Small Population (in the vacuum)
A few days ago I googled myself while writing my one of my last papers for graduate school. This was of course one of the most egregious ways of distracting myself, and fooling around with my ego. I don’t do this very often, but it usually leads to four thoughts:
1. “I wish I was more ‘successful’.”
2. “You know, I’m doing pretty well as an artist.”
3. “I’m not doing very well as an artist. This is hopeless.”
4. “I wonder if anyone from my past ever googles me, and what do they think when they see this stuff?”
After these thoughts this time, I clicked on a link which quite inflated that aforementioned ego of mine. It was a post from a few years ago on someone else’s blog, mentioning how great my blog was. Imagine that. This someone is admittedly a friend of my wife’s but a stranger to me more or less. Summer Pierre. To be honest I can't say whether I enjoy her blog (as I've not really been there before now) and I can't speak about her music as I've not heard it. But Keri likes both, so I figure I would too and should probably take my wife's lead and check them out, as Keri is quite fond of Summer.
Some woman that I have never met writing that my blog is great. The guy I gave a copy of To All Dead Sailors to back in December, sending me a note to say that he loves it, and finds it in heavy rotation in his itunes. Sometimes, these small things are all I need to remind myself that what I am doing is worth my time and valid. That at least someone other than my family and best friends get something from it. Something. That at least the vacuum I live in has a small population.
Leaves and Sons
Yesterday afternoon while raking leaves in the backyard, I was doing what I could to be mindful of every action, every moment. I have been thinking quite a bit lately about mortality, the trajectory of time, and seeking to live more consciously in the present. While the simple tangibility of raking leaves brings me a much enjoyed peacefulness, my task was made more challenging by the incessant honking and whooping coming from around the corner.
Coming home from errands with Keri and Tilden, we saw a group of young fraternity gentlemen sitting on their front lawn holding a sign that read: “you honk, we drink,” with a cooler at their side and large cans in hand. I cannot help but find this terribly annoying. I’m not sure whether I’m more annoyed by the young drunken men, or the passers-by tooting their horns; I very purposely did not honk. I’m not entirely sure why this bothers me so much, but it does. Actually I do know a number of reasons why this bothers me, but I don’t really feel like going into it. As I think about it, I conclude that I am more bothered by the honking as it seems to say something about culture. Or perhaps just Troy, NY. Maybe I’m reading too much into this.
Anyway, I raked the leaves, and tried not to pay too much attention to the youngsters. Perhaps if I had done more (some) of that in college I would understand better. I guess it could be funny for a while, though try as I may, I just cannot imagine myself feeling good about being in that situation. I really only have two stories of drunkenness from that time of my life, and though funny in their way, they are somehow stoic, involving only me and my closest friend; One in a dirty campground parking lot, the other in our rented house, on a rainy spring eve. Something about the lack of sheer numbers.

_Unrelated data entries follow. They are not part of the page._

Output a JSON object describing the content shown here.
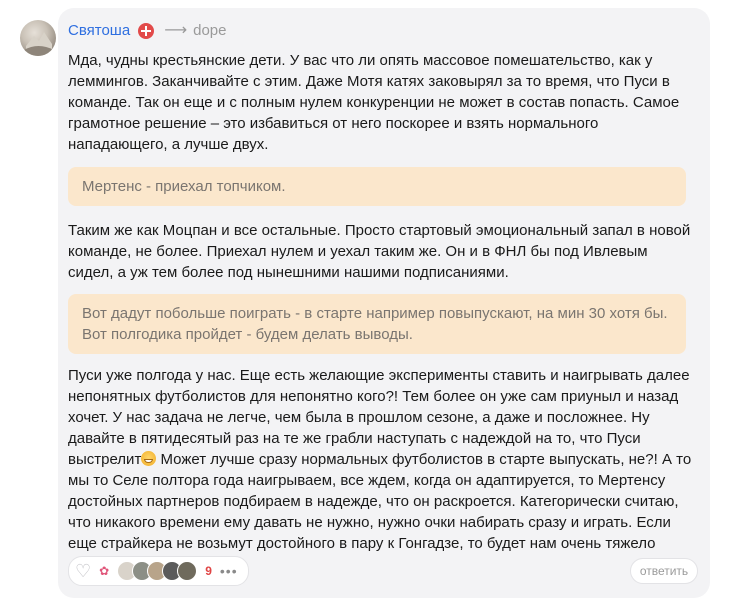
{
  "comment": {
    "author": "Святоша",
    "reply_to": "dope",
    "paragraph1": "Мда, чудны крестьянские дети. У вас что ли опять массовое помешательство, как у леммингов. Заканчивайте с этим. Даже Мотя катях заковырял за то время, что Пуси в команде. Так он еще и с полным нулем конкуренции не может в состав попасть. Самое грамотное решение – это избавиться от него поскорее и взять нормального нападающего, а лучше двух.",
    "quote1": "Мертенс - приехал топчиком.",
    "paragraph2": "Таким же как Моцпан и все остальные. Просто стартовый эмоциональный запал в новой команде, не более. Приехал нулем и уехал таким же. Он и в ФНЛ бы под Ивлевым сидел, а уж тем более под нынешними нашими подписаниями.",
    "quote2": "Вот дадут побольше поиграть - в старте например повыпускают, на мин 30 хотя бы. Вот полгодика пройдет - будем делать выводы.",
    "paragraph3_before": "Пуси уже полгода у нас. Еще есть желающие эксперименты ставить и наигрывать далее непонятных футболистов для непонятно кого?! Тем более он уже сам приуныл и назад хочет. У нас задача не легче, чем была в прошлом сезоне, а даже и посложнее. Ну давайте в пятидесятый раз на те же грабли наступать с надеждой на то, что Пуси выстрелит",
    "paragraph3_after": " Может лучше сразу нормальных футболистов в старте выпускать, не?! А то мы то Селе полтора года наигрываем, все ждем, когда он адаптируется, то Мертенсу достойных партнеров подбираем в надежде, что он раскроется. Категорически считаю, что никакого времени ему давать не нужно, нужно очки набирать сразу и играть. Если еще страйкера не возьмут достойного в пару к Гонгадзе, то будет нам очень тяжело",
    "reactions_count": "9",
    "more_label": "•••",
    "reply_label": "ответить"
  },
  "icons": {
    "badge": "red-cross-badge-icon",
    "arrow": "reply-arrow-icon",
    "like": "heart-icon",
    "emoji": "grinning-face-emoji"
  },
  "colors": {
    "author": "#2f6fe0",
    "card_bg": "#f3f3f5",
    "quote_bg": "#fbe7cc",
    "count": "#e04444"
  }
}
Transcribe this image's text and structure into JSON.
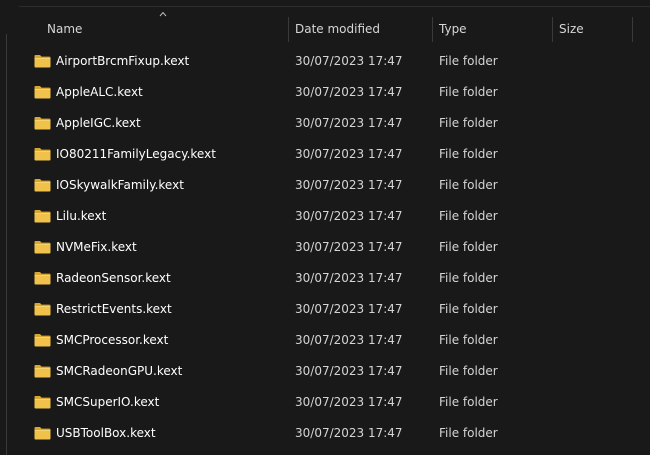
{
  "columns": {
    "name": "Name",
    "date_modified": "Date modified",
    "type": "Type",
    "size": "Size"
  },
  "sort": {
    "column": "name",
    "direction": "ascending"
  },
  "icons": {
    "folder": "folder-icon",
    "sort": "sort-ascending-icon"
  },
  "colors": {
    "background": "#191919",
    "folder": "#f0c24b"
  },
  "rows": [
    {
      "name": "AirportBrcmFixup.kext",
      "date": "30/07/2023 17:47",
      "type": "File folder",
      "size": ""
    },
    {
      "name": "AppleALC.kext",
      "date": "30/07/2023 17:47",
      "type": "File folder",
      "size": ""
    },
    {
      "name": "AppleIGC.kext",
      "date": "30/07/2023 17:47",
      "type": "File folder",
      "size": ""
    },
    {
      "name": "IO80211FamilyLegacy.kext",
      "date": "30/07/2023 17:47",
      "type": "File folder",
      "size": ""
    },
    {
      "name": "IOSkywalkFamily.kext",
      "date": "30/07/2023 17:47",
      "type": "File folder",
      "size": ""
    },
    {
      "name": "Lilu.kext",
      "date": "30/07/2023 17:47",
      "type": "File folder",
      "size": ""
    },
    {
      "name": "NVMeFix.kext",
      "date": "30/07/2023 17:47",
      "type": "File folder",
      "size": ""
    },
    {
      "name": "RadeonSensor.kext",
      "date": "30/07/2023 17:47",
      "type": "File folder",
      "size": ""
    },
    {
      "name": "RestrictEvents.kext",
      "date": "30/07/2023 17:47",
      "type": "File folder",
      "size": ""
    },
    {
      "name": "SMCProcessor.kext",
      "date": "30/07/2023 17:47",
      "type": "File folder",
      "size": ""
    },
    {
      "name": "SMCRadeonGPU.kext",
      "date": "30/07/2023 17:47",
      "type": "File folder",
      "size": ""
    },
    {
      "name": "SMCSuperIO.kext",
      "date": "30/07/2023 17:47",
      "type": "File folder",
      "size": ""
    },
    {
      "name": "USBToolBox.kext",
      "date": "30/07/2023 17:47",
      "type": "File folder",
      "size": ""
    }
  ]
}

So I raked the leaves. Having grown up on the west coast, the magnitude of them is rather surprising.
What I should really be writing about though, is that fact that at the top of this post was the name Tilden. Indeed. My wife and I now have a son. Tilden Smith Pitcher. The last time I wrote here incidentally, was a mere three days before his birth. Which perhaps explains why I’ve not written since. (Though I have certainly gone that long in the last few years without words, for no apparent reason.) Needless to say, the last three months have been rather challenging. Beautiful beyond measure, but challenging. I’ve also just finished my MFA and recently conquered the worst flu I’ve had in my adult life. I still cannot hear with my right ear. The flu began nearly a month ago. Ugh. How my wife took care of us both is beyond me.
But school is done aside from a few lingering details, and my plate is nearly clean. I have a few ideas for projects that I would like to begin this summer, not the least of which is spending an inordinate amount of time with my son; which is exciting. I also have three completed records, one of which is due out sometime this summer on Standard Recording Co. (see the front page of this site for more details). The other two are both currently seeking labels, a task I never enjoy. Sure would be great someday if the labels sought me. I recently read a wonderful quote from musician and composer Terry Riley that seems apt:
"The choices I've made have been for the music and my own soul," he concludes. "When I walked away from New York, I knew fame wouldn't have given me any happiness if it weren't based on a musical choice. Pran Nath said, 'Just enough fame to keep doing your work is enough,' and I thought that was good advice. I feel terrifically lucky every day I get up and give thanks for what's happened. What really makes me sad is to see young musicians who are hopeless about their situations. My advice is put it all into the music. That's the only thing you can do, because you don't know what kind of hand fate is going to deal you. At least your own soul is going to be getting some feedback."